Desentralisasi bukan sekedar
memindahkan sistem politik dan ekonomi yang lama dari pusat ke daerah, tetapi
pemindahan tersebut harus pula disertai oleh perubahan kultural menuju arah
yang lebih demokratis dan beradab. Melalui desentralisasi diharapkan akan
meningkatkan peluang masyarakat untuk berpartisipasi dalam proses pengambilan
kebijakan yang terkait dengan masalah sosial, politik, ekonomi. Hal ini
sangatlah dimungkinkan karena karena lokus pengambilan keputusan menjadi lebih
dekat dengan masyarakat. Melalui proses ini maka desentralisasi diharapkan akan
mampu meningkatkan penegakan hukum; meningkatkan efisiensi dan efektifitas
pemerintah dan sekaligus meningkatkan daya tanggap, transparansi dan
akuntabilitas pemerintah daerah. Beberapa pengalaman empirik memang telah
membuktikan bahwa desentralisasi tidak selalu berbanding lurus dengan
terwujudnya good governance. Keberhasilan beberapa pemerintah daerah
dalam membangun kinerja pelayanan publiknya hingga saat ini masih bisa dihitung
dengan jari. Namun demikian pilihan untuk kembali ke arah sentralisasi tentunya
bukanlah pilihan yang bijaksana dan hanya akan bersifat kontraproduktif belaka.

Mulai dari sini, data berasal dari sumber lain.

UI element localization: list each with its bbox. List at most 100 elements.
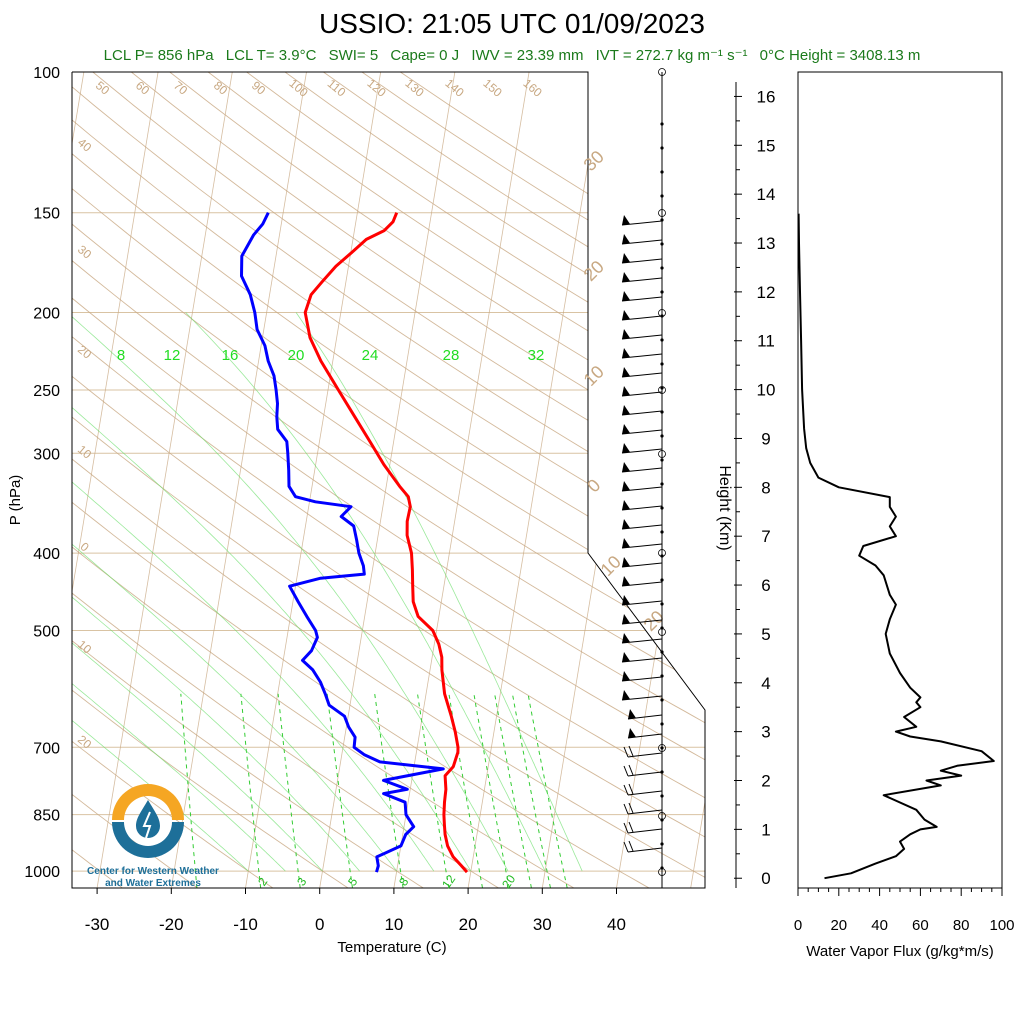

Pilihan pada desentralisasi sesungguhnya haruslah disikapi dengan penuh
optimisme dan menjadikannya sebagai sebuah tantangan. Caranya adalah melalui
kampanye yang terus menerus akan pentingnya implementasi good governance
di level pemerintahan daerah. Tentu saja perwujudan desentralisasi yang
nyata dan bertanggung jawab serta keberhasilan good governance di daerah
bukanlah suatu hal yang instan semudah membalikan telapak tangan. Diperlukan
komitmen yang kuat, proses pembelajaran yang terus menerus serta kesabaran
kolektif dari segenap pemangku kepentingan baik di pusat maupun di
daerah.
2.2
Hubungan Good Governance dengan Demokrasi
Konsep governance mulai
berkembang pada awal 1990-an ditandai dengan adanya cara pandang (point of
view) yang baru terhadap peran pemerintah (government) dalam menjalankan sistem
pemerintahan. Pandangan ini muncul karena peran pemerintah dinilai terlalu
besar dan terlalu berkuasa, sehingga masyarakat tidak memiliki keleluasaan dan
ruang untuk berkembang (Basuki dan Shofwan, 2006:8). Pemerintah telah merasa
menjadi institusi yang paling mengetahui dan mengerti apa yang diinginkan oleh
masyarakat, sehingga banyak kebijakan yang dibuat tanpa diwacanakan terlebih
dahulu kepada masyarakat atau tanpa
merasa perlu mendengar aspirasi dari masyarakat. Hal ini akhirnya
membuat kebijakan bersifat top down dan masyarakat hanya bisa tinggal
menerima saja, tindakan yang seperti ini justru menjadikan dukungan kepada
pemerintah dari masyarakat menurun.
Istilah governance dalam
bahasa Inggris berarti “the act, fact, manner of governing”, yang berarti
adalah suatu proses kegiatan. Kooiman dalam Sedarmayanti (2004:2) mengemukakan
bahwa governance ialah”…serangkaian proses interaksi sosial politik
antara pemerintah dengan masyarakat dalam berbagai bidang yang berkaitan dengan
kepentingan masyarakat dan intervensi pemerintah atas kepentingan-kepentingan
tersebut”. Pada dasarnya, istilah governance bukan hanya berarti kepemerintahan
sebagai suatu kegiatan saja, melainkan juga mengacu kepada arti pengurusan,
pengarahan, pengelolaan, dan pembinaan penyelenggaraan. Dan berdasarkan dari
apa yang diungkapkan oleh Kooiman di atas, dapat dipahami bahwa keterlibatan
masyarakat dalam sistem pemerintahan merupakan semangat yang terdapat dalam
konsepgood governance.
United Nations
Development Program dalam Sedarmayanti (2004:3)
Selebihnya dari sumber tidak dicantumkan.